La nouvelle œuvre s’articule en deux mouvements avec une première partie qui fait la part belle à toute une panoplie de saveurs ultra démonstratives alors que la seconde se focalise sur deux pièces qui s’étirent sur la longueur, histoire de laisser les développements prendre totalement leur place au centre de l’espace.
On retiendra une mise en bouche progressive avec Deux Mille Cinq et ses sempiternelles montagnes russes qui font le sel du genre tout en soulevant les cœurs. La trame est, au même titre que l’ensemble neuf, d’une qualité brute, terriblement efficace grâce notamment à quelques bons coups de semonces. T.M qui lui succède s’avère plus tendu, à la force d’une cadence plus sale, la composition étant habilement marquée par une impression d’entrechoc des atomes. A l’inverse, John Walsh pourrait s’apparenter à un cousin éloigné du meilleur de Mogwai, et ceci par le biais d’une attente dans un sas de décompression avant que l’auditeur ne puisse s’engouffrer au sein d’un déploiement électrique majeur, pour une version des plus piquantes d’un ancien titre remodelé par le groupe. Stances qui prête son nom à l’opus (vocable interdit, rappelons-le, depuis la 1ère Convention de La Haye) assène une flopée de grincements inquiétants, des reliefs qui viennent par ricochet teindre le tableau d’une couleur bien plus sombre … Pour ne pas dire angoissante … La Roche clôture le premier chapitre sur une note plus lumineuse, une sorte de dernière absorption d’oxygène avant l’asphyxie !

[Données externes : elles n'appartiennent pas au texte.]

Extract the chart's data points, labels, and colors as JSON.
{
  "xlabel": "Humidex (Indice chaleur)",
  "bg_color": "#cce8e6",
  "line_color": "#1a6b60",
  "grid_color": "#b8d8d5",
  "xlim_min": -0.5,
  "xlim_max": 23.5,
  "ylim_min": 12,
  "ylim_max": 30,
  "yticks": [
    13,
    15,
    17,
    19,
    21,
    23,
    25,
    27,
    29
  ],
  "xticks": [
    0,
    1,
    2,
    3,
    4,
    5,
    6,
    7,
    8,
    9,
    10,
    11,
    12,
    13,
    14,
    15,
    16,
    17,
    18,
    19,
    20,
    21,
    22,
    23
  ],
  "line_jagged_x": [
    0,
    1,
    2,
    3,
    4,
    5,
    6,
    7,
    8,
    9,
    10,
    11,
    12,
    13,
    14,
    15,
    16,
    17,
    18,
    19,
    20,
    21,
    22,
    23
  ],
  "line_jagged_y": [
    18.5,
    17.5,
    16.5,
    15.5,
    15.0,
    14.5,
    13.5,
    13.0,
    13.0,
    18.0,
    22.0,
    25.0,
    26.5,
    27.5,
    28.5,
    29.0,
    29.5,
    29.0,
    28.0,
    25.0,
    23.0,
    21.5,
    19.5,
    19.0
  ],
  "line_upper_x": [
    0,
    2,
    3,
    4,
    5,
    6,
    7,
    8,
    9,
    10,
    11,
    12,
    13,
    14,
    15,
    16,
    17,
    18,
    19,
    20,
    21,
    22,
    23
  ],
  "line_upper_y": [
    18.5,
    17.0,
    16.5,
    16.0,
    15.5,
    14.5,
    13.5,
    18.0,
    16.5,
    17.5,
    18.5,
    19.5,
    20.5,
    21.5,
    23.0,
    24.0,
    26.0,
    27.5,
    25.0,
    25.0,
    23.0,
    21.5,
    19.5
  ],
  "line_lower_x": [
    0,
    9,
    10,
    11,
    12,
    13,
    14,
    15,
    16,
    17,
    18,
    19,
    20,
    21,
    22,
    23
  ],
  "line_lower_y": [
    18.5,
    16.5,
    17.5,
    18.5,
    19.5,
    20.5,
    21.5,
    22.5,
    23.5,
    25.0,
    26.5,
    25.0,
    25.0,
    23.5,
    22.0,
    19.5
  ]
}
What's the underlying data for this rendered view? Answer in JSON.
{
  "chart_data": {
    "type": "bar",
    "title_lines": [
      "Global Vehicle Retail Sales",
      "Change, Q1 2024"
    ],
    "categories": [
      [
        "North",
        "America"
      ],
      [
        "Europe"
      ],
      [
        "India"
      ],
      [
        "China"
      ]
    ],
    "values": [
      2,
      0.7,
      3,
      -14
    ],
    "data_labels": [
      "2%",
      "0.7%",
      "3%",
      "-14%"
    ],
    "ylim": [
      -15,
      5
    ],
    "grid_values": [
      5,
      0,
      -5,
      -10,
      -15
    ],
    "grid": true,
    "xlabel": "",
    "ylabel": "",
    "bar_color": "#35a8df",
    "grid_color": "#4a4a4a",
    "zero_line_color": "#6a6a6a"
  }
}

La puissance ascendante qui émane de Post Scriptum s’opère sur un schéma classique. Ce premier met du banquet final ne déroge pas au dogme via des montées XXL qui retombent subitement avant de rebondir sur des salves venant faire exploser l’altimètre. Melatonine se promène dans un continuel va-et-vient qui frise à l’obsession nourrie par un leitmotiv agonisant. Au titre de la production, il convient de louer ici les qualités du mastering réalisé par Bob Weston permettant d’exalter la matière vibrante ! C’est un véritable bouquet final qui se déploie derrière le mur définitif d’Igl, ses délectations dans le mouvement des basses, des sons sans filtre, des sensations directes, des arpèges délicats, un reflux gonflé de grains, d’apaisement puis de soudainetés viscérales, de duretés redoutables venues étouffer les plages bien plus contemplatives. C’est un luxe crachant des enceintes avec tout un chapelet d’effets aussi authentiques que racés, un nouveau disque qui témoigne d’un bouillonnement final dont le dessein vient accentuer des rétroactions pour un réveil bienvenu.